Improving throughput and latency with Flink's network stack - Nico Kruber

Показать описание

Flink Forward Berlin, September 2018 #flinkforward

Flink's network stack is designed with two goals in mind: (a) having low latency for data passing through, and (b) achieving an optimal throughput. It already achieves a good trade-off between these two but we will continue to tune it further for an optimal one. Flink 1.5 did not only further reduce overhead inside the network stack, but also introduced some groundbreaking changes in the stack itself, introducing an own (credit-based) flow control mechanism and a general change towards a more network-event-driven pull approach. With our own flow control, we steer what data is sent on the wire and make sure that the receiver has capacity to handle it. If there is no capacity, we will backpressure earlier and allow checkpoint barriers to pass through more quickly which improves checkpoint alignment and overall checkpoint speed.

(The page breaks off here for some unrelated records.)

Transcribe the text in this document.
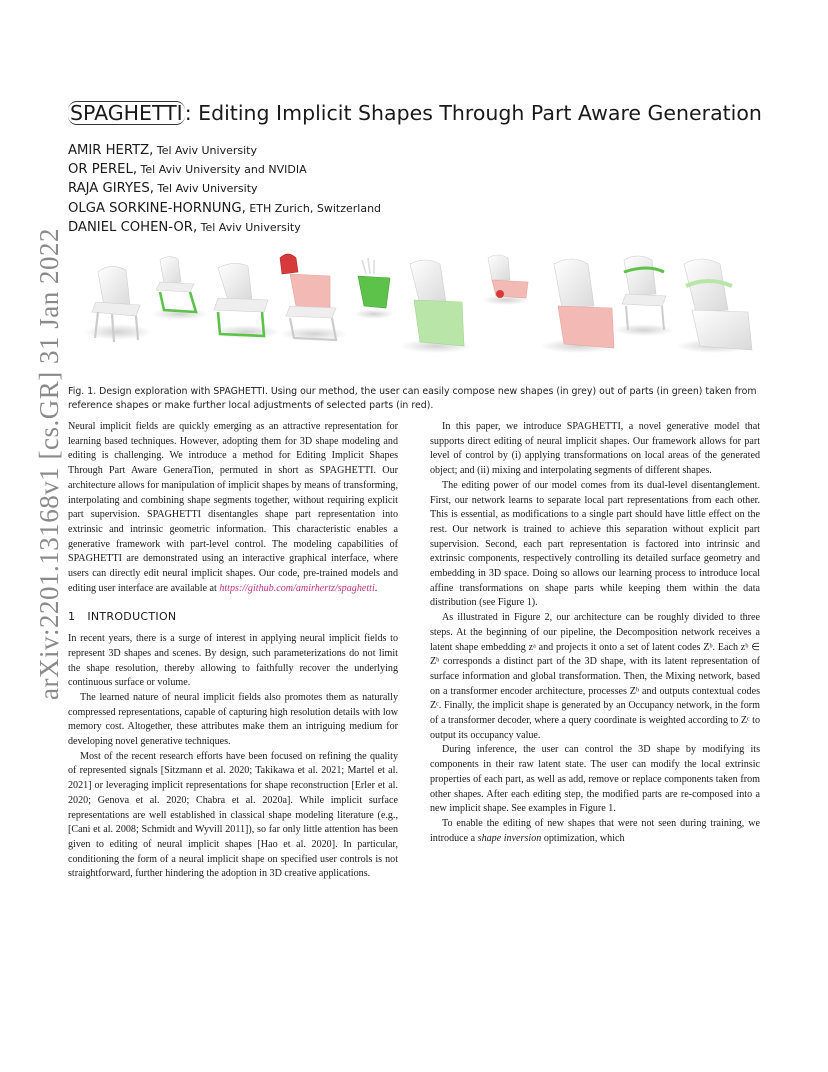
arXiv:2201.13168v1 [cs.GR] 31 Jan 2022
SPAGHETTI: Editing Implicit Shapes Through Part Aware Generation
AMIR HERTZ, Tel Aviv University
OR PEREL, Tel Aviv University and NVIDIA
RAJA GIRYES, Tel Aviv University
OLGA SORKINE-HORNUNG, ETH Zurich, Switzerland
DANIEL COHEN-OR, Tel Aviv University
Fig. 1. Design exploration with SPAGHETTI. Using our method, the user can easily compose new shapes (in grey) out of parts (in green) taken from reference shapes or make further local adjustments of selected parts (in red).

Neural implicit fields are quickly emerging as an attractive representation for learning based techniques. However, adopting them for 3D shape modeling and editing is challenging. We introduce a method for Editing Implicit Shapes Through Part Aware GeneraTion, permuted in short as SPAGHETTI. Our architecture allows for manipulation of implicit shapes by means of transforming, interpolating and combining shape segments together, without requiring explicit part supervision. SPAGHETTI disentangles shape part representation into extrinsic and intrinsic geometric information. This characteristic enables a generative framework with part-level control. The modeling capabilities of SPAGHETTI are demonstrated using an interactive graphical interface, where users can directly edit neural implicit shapes. Our code, pre-trained models and editing user interface are available at https://github.com/amirhertz/spaghetti.

1 INTRODUCTION

In recent years, there is a surge of interest in applying neural implicit fields to represent 3D shapes and scenes. By design, such parameterizations do not limit the shape resolution, thereby allowing to faithfully recover the underlying continuous surface or volume.

The learned nature of neural implicit fields also promotes them as naturally compressed representations, capable of capturing high resolution details with low memory cost. Altogether, these attributes make them an intriguing medium for developing novel generative techniques.

Most of the recent research efforts have been focused on refining the quality of represented signals [Sitzmann et al. 2020; Takikawa et al. 2021; Martel et al. 2021] or leveraging implicit representations for shape reconstruction [Erler et al. 2020; Genova et al. 2020; Chabra et al. 2020a]. While implicit surface representations are well established in classical shape modeling literature (e.g., [Cani et al. 2008; Schmidt and Wyvill 2011]), so far only little attention has been given to editing of neural implicit shapes [Hao et al. 2020]. In particular, conditioning the form of a neural implicit shape on specified user controls is not straightforward, further hindering the adoption in 3D creative applications.

In this paper, we introduce SPAGHETTI, a novel generative model that supports direct editing of neural implicit shapes. Our framework allows for part level of control by (i) applying transformations on local areas of the generated object; and (ii) mixing and interpolating segments of different shapes.

The editing power of our model comes from its dual-level disentanglement. First, our network learns to separate local part representations from each other. This is essential, as modifications to a single part should have little effect on the rest. Our network is trained to achieve this separation without explicit part supervision. Second, each part representation is factored into intrinsic and extrinsic components, respectively controlling its detailed surface geometry and embedding in 3D space. Doing so allows our learning process to introduce local affine transformations on shape parts while keeping them within the data distribution (see Figure 1).

As illustrated in Figure 2, our architecture can be roughly divided to three steps. At the beginning of our pipeline, the Decomposition network receives a latent shape embedding zᵃ and projects it onto a set of latent codes Zᵇ. Each zᵇ ∈ Zᵇ corresponds a distinct part of the 3D shape, with its latent representation of surface information and global transformation. Then, the Mixing network, based on a transformer encoder architecture, processes Zᵇ and outputs contextual codes Zᶜ. Finally, the implicit shape is generated by an Occupancy network, in the form of a transformer decoder, where a query coordinate is weighted according to Zᶜ to output its occupancy value.

During inference, the user can control the 3D shape by modifying its components in their raw latent state. The user can modify the local extrinsic properties of each part, as well as add, remove or replace components taken from other shapes. After each editing step, the modified parts are re-composed into a new implicit shape. See examples in Figure 1.

To enable the editing of new shapes that were not seen during training, we introduce a shape inversion optimization, which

In this talk, we will describe in detail how the network stack works with respect to (de)serialization, memory management and buffer pools, the different actor threads involved, configuration, as well as the design to improve throughput and latency trade-offs in the network and processing pipelines. We will go into detail on what is happening during checkpoint alignments and how credit-based flow control improves them. Additionally, we will present common pitfalls as well as debugging techniques to find network-related issues in your Flink jobs.